Circle- Equation in Complex Plane

A circle can be defined as the locus of points that are equidistant from a fixed point, i.e., centre; and the distance of the points from the centre is called the radius of the circle.

Let us consider a circle with centre at ${{z}_{0}}$ and $z$ be the locus of points on the circumference.
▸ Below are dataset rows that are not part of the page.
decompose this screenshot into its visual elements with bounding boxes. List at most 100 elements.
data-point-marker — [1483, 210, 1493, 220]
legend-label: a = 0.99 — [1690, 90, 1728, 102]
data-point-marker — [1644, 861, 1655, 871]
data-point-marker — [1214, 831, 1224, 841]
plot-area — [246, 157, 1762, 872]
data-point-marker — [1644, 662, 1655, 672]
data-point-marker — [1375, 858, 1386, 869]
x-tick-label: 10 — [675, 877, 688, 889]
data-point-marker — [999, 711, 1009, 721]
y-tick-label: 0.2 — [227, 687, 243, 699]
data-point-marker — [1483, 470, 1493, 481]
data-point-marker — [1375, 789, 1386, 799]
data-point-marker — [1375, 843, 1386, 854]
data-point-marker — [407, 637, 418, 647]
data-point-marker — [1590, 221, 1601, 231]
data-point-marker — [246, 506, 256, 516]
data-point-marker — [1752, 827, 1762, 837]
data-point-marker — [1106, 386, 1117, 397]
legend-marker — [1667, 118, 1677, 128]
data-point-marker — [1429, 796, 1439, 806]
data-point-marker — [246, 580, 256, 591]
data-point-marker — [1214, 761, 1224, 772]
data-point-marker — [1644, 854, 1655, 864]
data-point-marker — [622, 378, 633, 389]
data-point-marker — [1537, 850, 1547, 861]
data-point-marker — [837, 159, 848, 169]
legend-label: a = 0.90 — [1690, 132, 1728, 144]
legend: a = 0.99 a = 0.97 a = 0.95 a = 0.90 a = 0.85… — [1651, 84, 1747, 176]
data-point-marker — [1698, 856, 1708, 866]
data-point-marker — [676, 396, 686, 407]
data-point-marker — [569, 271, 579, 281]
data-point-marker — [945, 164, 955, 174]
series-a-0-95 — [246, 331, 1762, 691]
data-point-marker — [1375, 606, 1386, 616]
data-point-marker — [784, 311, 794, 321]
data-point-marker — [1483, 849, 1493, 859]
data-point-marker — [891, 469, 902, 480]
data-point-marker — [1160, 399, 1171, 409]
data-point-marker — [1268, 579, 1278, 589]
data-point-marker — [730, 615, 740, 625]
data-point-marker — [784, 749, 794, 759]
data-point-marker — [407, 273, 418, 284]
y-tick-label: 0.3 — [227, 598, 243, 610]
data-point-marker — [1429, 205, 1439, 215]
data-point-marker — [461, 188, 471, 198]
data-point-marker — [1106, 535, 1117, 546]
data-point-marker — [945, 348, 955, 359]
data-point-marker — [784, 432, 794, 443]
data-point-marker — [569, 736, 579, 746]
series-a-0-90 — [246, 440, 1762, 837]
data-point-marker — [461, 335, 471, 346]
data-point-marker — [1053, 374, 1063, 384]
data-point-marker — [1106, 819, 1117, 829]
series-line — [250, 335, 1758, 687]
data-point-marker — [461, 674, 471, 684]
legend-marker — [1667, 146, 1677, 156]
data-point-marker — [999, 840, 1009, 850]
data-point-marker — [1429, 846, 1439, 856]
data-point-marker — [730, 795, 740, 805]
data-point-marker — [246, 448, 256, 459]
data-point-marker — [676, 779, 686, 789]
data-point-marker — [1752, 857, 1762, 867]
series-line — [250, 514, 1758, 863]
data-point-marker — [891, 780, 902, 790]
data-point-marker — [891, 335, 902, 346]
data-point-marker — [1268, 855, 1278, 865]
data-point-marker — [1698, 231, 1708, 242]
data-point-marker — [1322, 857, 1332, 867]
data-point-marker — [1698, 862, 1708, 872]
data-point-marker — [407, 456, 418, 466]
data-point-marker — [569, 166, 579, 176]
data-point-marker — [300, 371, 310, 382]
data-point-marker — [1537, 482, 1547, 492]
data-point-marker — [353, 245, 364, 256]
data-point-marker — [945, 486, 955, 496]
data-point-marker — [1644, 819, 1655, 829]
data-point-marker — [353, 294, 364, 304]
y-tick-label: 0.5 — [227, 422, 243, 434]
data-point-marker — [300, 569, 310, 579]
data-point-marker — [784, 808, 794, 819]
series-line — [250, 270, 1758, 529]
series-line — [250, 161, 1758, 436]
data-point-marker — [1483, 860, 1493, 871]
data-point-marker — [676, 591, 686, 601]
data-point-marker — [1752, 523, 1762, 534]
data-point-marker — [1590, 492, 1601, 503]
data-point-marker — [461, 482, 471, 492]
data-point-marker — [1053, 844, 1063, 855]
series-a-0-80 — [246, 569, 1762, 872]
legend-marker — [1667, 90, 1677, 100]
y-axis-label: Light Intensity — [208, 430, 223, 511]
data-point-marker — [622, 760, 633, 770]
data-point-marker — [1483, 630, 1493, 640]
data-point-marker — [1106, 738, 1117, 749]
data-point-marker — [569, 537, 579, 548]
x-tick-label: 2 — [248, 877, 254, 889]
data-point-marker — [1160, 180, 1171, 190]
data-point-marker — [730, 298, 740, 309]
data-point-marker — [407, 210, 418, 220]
Let $r$ be the radius of the circle as shown below in the diagram.

A Circle in Complex Plane

The distance between the centre, ${{z}_{0}}$ and $z$ will always be equal to the radius $r$, i.e., $\left| z-{{z}_{0}} \right|=r.$

Squaring both the sides gives 

$|z-z_{0}|^2=r^2$

$\Rightarrow (z-{{z}_{0}})(\overline{z-{{z}_{0}})}={{r}^{2}}$

$\Rightarrow z\bar{z}-z\overline{{{z}_{0}}}-\bar{z}{{z}_{0}}+|{{z}_{0}}{{|}^{2}}-{{r}^{2}}=0$

$\Rightarrow |z{{|}^{2}}+\bar{z}\alpha +z\bar{\alpha }+k=0$

where $\alpha=-z_{0}$ and $k=|z_{0}|^2-r^2$

The above equation is general equation of a circle in complex form, having centre as $-\alpha$ and radius will be $\sqrt{|z_{0}|^2-k}$.

Summary

• The general equation of a straight line in a complex plane is given as $\bar{a'}z+\bar{z}a’+c=0$  where $a’$ is a complex number and $c$ is a real number.

• The parametric form of straight line in complex plane is given as $z=t{{z}_{1}}+(1-t){{z}_{2}}$ where $t=\frac{1}{1-\lambda} \epsilon\mathbb{R}$.

• The condition for two straight lines in complex plane to be parallel is given as  $w_{1}=w_{2}$ where ${{w}_{1}}$ and ${{w}_{2}}$ are slopes of lines $AB$ and $CD$ respectively.

• The condition for two straight lines in complex plane to be perpendicular is given as $w_{1}+w_{2}=0$, where ${{w}_{1}}$ and ${{w}_{2}}$ are slopes of lines $AB$ and $CD$ respectively.

• The general equation of a circle in complex form is given as $|z{{|}^{2}}+\bar{z}\alpha +z\bar{\alpha }+k=0$ where centre of the circle is $-\alpha$ and it’s radius is $\sqrt{|z_{0}|^2-k}$.